Last night’s performance, however, definitely tipped the scales in favor of pure spectacle. If nothing else, this may have been the most unabashedly loud performance I have experienced in the War Memorial Opera House for some time (including past performances of Turandot). This is a bit ironic, since the size of the orchestra for Richard Strauss’ “Elektra,” the other SFO offering at the present time, is 95, while there are only 73 musicians in the orchestra pit for Turandot. Nevertheless, Puccini pulled out as many stops as he could find for the first act of his final opera. Luisotti responded by playing the opening gesture with a loudness of ten and still managed to build up to eleven by the end of the act.
Note, however, the use of the adjective “loud,” rather than “noisy.” Under Luisotti’s interpretation, Turandot was no mere tantrum with lots of special effects. One can only describe it as a force of nature, and Luisotti was there to make sure that all of us on audience side experienced all of the impact of that force.
Needless to say, this poses a major challenge to the vocalists on stage. They have to sing accurately, clearly, and expressively through the orchestra’s wall of sound; and, with only a few exceptions, there are few opportunities to regather strength other than during the intermissions. (Ironically, the one extended period that does not demand full-time full strength was not composed by Puccini.

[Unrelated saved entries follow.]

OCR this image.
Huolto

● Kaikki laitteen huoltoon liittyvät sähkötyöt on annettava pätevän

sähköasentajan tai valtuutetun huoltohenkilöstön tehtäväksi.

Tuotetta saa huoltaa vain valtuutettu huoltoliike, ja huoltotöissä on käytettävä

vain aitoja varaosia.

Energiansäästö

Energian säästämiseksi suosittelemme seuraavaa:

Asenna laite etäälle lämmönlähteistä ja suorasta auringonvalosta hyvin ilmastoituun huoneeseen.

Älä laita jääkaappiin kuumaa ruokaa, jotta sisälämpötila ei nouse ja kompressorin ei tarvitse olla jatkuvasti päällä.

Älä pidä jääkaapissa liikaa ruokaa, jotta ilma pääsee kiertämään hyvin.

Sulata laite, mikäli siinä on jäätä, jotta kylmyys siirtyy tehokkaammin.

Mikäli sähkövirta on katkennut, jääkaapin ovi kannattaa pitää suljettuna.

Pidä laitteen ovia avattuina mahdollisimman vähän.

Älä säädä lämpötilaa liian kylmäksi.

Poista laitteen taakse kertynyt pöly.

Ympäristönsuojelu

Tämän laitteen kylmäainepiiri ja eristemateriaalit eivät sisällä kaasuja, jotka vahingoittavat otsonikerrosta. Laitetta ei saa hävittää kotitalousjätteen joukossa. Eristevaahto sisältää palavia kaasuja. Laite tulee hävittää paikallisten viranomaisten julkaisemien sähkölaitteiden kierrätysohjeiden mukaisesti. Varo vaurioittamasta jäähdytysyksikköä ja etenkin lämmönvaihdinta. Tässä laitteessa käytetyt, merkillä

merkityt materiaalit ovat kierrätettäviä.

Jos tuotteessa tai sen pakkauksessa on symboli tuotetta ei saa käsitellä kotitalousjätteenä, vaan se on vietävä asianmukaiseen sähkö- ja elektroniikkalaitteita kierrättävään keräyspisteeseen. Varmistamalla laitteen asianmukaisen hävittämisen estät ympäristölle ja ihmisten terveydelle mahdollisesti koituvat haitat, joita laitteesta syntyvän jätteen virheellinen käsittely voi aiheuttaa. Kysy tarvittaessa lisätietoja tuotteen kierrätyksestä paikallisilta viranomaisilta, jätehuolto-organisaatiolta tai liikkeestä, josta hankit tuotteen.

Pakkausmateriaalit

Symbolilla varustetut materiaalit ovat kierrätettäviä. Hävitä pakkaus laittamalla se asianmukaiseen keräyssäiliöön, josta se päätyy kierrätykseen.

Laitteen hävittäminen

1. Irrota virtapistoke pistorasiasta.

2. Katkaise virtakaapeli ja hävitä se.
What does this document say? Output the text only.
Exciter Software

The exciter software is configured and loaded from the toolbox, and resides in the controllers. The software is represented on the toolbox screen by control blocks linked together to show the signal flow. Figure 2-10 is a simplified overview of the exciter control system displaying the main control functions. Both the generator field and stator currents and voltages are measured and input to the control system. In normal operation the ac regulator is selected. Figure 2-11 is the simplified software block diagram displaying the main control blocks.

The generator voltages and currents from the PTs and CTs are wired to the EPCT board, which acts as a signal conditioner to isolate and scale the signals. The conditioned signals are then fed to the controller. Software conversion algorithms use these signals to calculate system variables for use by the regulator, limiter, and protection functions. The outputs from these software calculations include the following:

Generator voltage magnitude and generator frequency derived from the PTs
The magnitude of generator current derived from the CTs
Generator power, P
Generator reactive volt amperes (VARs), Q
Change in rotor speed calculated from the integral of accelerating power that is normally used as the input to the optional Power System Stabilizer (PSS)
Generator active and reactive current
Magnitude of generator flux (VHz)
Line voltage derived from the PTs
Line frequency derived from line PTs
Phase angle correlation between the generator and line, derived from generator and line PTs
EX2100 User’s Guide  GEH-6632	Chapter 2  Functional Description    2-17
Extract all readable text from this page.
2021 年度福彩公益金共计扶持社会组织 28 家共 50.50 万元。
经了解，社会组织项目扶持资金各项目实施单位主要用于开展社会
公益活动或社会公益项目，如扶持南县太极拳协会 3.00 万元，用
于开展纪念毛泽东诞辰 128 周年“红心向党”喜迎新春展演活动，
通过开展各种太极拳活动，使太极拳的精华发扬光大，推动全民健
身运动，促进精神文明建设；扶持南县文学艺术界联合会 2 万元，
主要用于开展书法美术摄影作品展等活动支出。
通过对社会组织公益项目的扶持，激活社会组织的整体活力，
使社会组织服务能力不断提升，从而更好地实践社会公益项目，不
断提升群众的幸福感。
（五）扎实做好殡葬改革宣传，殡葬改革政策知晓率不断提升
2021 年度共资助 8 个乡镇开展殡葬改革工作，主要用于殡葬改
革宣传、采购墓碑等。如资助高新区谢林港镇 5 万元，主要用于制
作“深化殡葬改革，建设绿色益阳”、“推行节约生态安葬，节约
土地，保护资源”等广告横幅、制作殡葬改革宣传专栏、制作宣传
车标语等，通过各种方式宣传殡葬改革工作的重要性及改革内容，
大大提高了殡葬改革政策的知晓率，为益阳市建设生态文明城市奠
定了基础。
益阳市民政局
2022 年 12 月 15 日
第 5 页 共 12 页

It is the duet that Franco Alfano composed, after Puccini’s death, for Timur and Turandot before the final scene of the last act.) For the most part the vocalists rose to these physical challenges in Puccini’s score admirably.
Brian Jagde’s Timur definitely captured the right blend of precision, clarity, and expression. If that made him a bit melodramatic, one could not really expect otherwise from the libretto. Martina Serafin offered up what may well have been the most chilling personification of Turandot I have yet experienced:
photograph by Cory Weaver, courtesy of San Francisco Opera
Like Jagde, she had a voice that could cut through the densest instrumental textures like butter, and her expressiveness well served the complications of Turandot’s character. Adler Fellow Toni Marie Palmertree had two major arias for Liù (in the first and third acts, respectively). The second of those provides the turning point for the entire narrative, and her account was riveting. Finally, in the extended writing for Ping, Pang, and Pong (the only vestiges of commedia dell’arte in the libretto), Joo Won Kang was most solid as Ping; but, for the most part, Julius Ahn (Pang) and Joel Sorensen (Pong) kept up with him, no mean feat considering the hyperactivity of the staging for them.
Four performances remain for this “first round” of Turandot; and any one of them should be taken as a must-see for opera lovers this month.